Publishers can tap into the extensive demand for ad space by turning to ad exchanges. Here are some of the advantages they gain from ad exchange management:
The option to set minimum CPMs for inventory units to get a fair price;
Ad filtering and blocking functions to help them avoid sensitive or damaging content as well as ads from competitors;
More control over the ad format and style for all ads that appear on their apps;
The ability to choose where and when ads will be displayed;
More customization with functions to automatically toggle fonts, colors, and corner style for multiple display ad placements or ad pod management for CTV ads
Brands can pursue digital advertising on their own, or sometimes engage the services of an ad agency. Advertisers gain the following advantages:
An array of targeting and optimization options to maximize ROI;
More control through price settings and advanced bidding capabilities to enable cost-effective advertising;
The power to choose audiences of their choice;
The ability to blacklist publishers that they don’t want to advertise with;
The option to manage how frequently an ad is shown to the same use;
The ability to retarget across multiple ad exchanges
There are several kinds of ad exchanges used today. The popular options include the four types discussed below.
An open ad exchange or auctions refers to a public digital marketplace for ad inventory. This kind of ad exchange is usually free for all and has plenty of ad inventory.
Open ad exchanges are very competitive because of the large number of bids placed for a single ad unit. This aspect can make it difficult to determine if the ad placement will be beneficial.
The downside to open auctions is that the advertiser receives limited information about the publisher. So, there’s the elevated risk of digital fraud and malware.

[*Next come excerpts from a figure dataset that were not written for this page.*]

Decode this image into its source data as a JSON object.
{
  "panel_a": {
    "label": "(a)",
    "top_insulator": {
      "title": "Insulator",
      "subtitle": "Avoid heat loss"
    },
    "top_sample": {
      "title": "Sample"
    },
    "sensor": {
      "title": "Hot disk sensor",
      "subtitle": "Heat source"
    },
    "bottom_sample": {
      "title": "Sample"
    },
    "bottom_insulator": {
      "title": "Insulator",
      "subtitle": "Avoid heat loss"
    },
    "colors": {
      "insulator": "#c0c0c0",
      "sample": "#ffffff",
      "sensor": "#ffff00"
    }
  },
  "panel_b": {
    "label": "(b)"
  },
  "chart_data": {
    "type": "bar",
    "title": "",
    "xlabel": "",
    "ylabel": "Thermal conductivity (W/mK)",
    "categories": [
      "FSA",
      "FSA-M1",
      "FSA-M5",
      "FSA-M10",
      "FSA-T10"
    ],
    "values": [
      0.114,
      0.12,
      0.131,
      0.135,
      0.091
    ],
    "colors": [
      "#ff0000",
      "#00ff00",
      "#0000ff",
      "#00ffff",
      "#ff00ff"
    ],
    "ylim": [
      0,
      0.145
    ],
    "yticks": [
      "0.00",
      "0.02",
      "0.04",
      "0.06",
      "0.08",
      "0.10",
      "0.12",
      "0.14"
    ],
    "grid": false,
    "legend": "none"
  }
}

Private ad exchanges, otherwise known as private marketplaces, are considered more secure than open marketplaces. Publishers are granted control over who can advertise on their sites or apps and can select the bidders, floor price, and other unique conditions they want met.
This allows the publisher to choose buyers that resonate with their brand image, letting them generate more revenue. A good example of private ad exchanges would be TheViewPoint platform, which allows CTV & OTT publishers to monetize, selling inventory directly to their preferred advertising partners.
An individual publisher typically runs private ad exchanges. Because the publisher holds an administrative role, they can select buyers to invite onto their platform. They can also block certain advertisers and ad networks from bidding on their ad placements.
The more personal approach used in private ad networks may make the buying and selling processes slower than on an open exchange. Setting up direct relationships to get invited as a bidder takes time, and may limit ad placements’ demand. However, the exclusivity afforded by such ad exchanges means that the inventory sold there is considered premium.
Preferred or direct deals do not involve auctioning of ad inventory at all. The publisher and advertiser privately negotiate a price for the ad inventory. Preferred advertisers tend to have strong relationships with the publisher in question.
Preferred deals create a reliable revenue for the publisher, and the advertiser enjoys a fixed CPM price as they do not have to compete with other advertisers. Preferred deals are usually done for premium inventory, awarding a single brand exclusive ad space on an app.
Guaranteed deals are similar to a direct sell/buy but involve programmatic automation rather than relying on manual processes. It is also referred to as programmatic direct. The publisher agrees to set aside ad units for an advertiser at a fixed price.
Under this type of ad exchange, the advertiser is guaranteed a specified volume of impressions, or flight date. They do not have to bid for each impression separately.
In general, ad exchanges give advertisers a lot of control over who sees their ads and where they are placed. How much they pay for those impressions also comes into play. Publishers gain the upper hand in controlling who bids on their ad inventory and how much they earn. This digital, programmatic marketplace makes it easier for media buyers to find reliable supply, and get better return on their ad investments.